Saint Jerome was, by all means, one of the greatest scholars among the Fathers of the Western Church. The Roman Catholic Church considers him the patron saint of translators, librarians and encyclopaedists. As a man, he was an exemplary ascetic; as a translator – a role model looked up to by many generations.


Who was the world’s most famous translator?

He was born c. 347 on the territory of today’s Croatia, to a deeply devoted Christian family. According to the then tradition, Jerome was not baptised until reaching maturity; allegedly, the sacrament was administered by Pope Liberius himself. The future saint was an extremely skilled learner since his early youth. At the age of 18, he travelled to Rome, where he learned about rhetoric and philosophy. Then he started to study theology as well. He delved into the Latin and Greek classics, which allowed him to translate passages of the Old Testament on his own after only a few years of study.


An unusual task for a unique translator

It is worth mentioning that many wrong translations of biblical texts were circulating in the early Middle Ages. This would cause interpreting chaos and development of many heretic sects, which were very powerful at those times. Given his excellent education, it was Jerome who got the unusual task of making a unified translation of the Bible – including at first only the New Testament, and then the Old Testament as well. Using the modern language of translation agencies, “the order was completed in the express mode”, and the doctor of the Church corrected the old Latin translation in one year.


A professional translation – Medieval edition

To handle his next task, Jerome took many weeks to travel to Palestine – a truly biblical place, where he could study Hebrew and Arameic. The new knowledge let him assess the value of the only then existing full Latin translation of the Old Testament, the so-called Septuagint. The translator decided not to follow this text – which was almost five hundred years old – and used the Hebrew version as a source text for his translation; he also translated some of the fragments directly from Arameic. During the work, he often sought advice of Jewish rabbis. Thanks to his enormous effort, Jerome completed the task in only 14 years.


An exceptional talent, language skills and hard work – St.

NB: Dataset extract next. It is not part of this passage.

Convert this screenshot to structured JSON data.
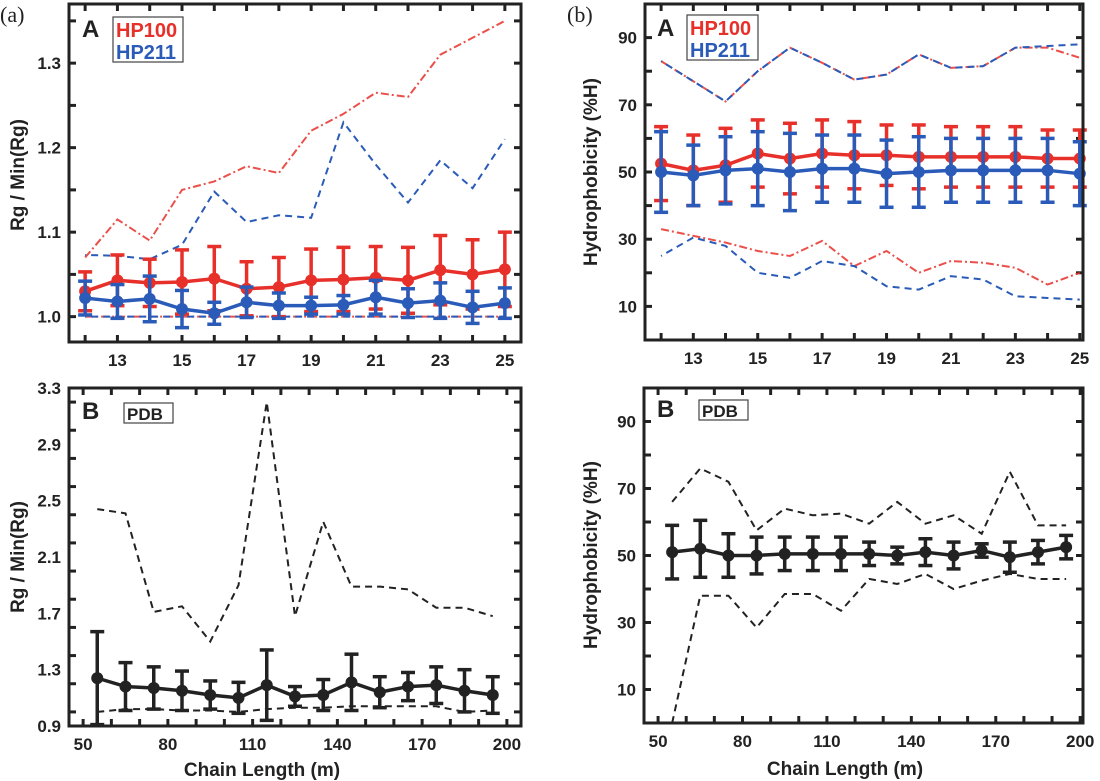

Jerome’s recipe for success

The unified version of the Scripture by St. Jerome became immediately famous among his contemporaries, and its influence on theology and the European culture is priceless. There was no other Medieval scripture so significant for literature, art, daily life, and even music. Vulgate – a common name given to St. Jerome’s translation – has become a source for translation into many European languages. Its popularity was huge; till now, there are more than 8,000 manuscripts preserved, some of them almost 1,500 years old!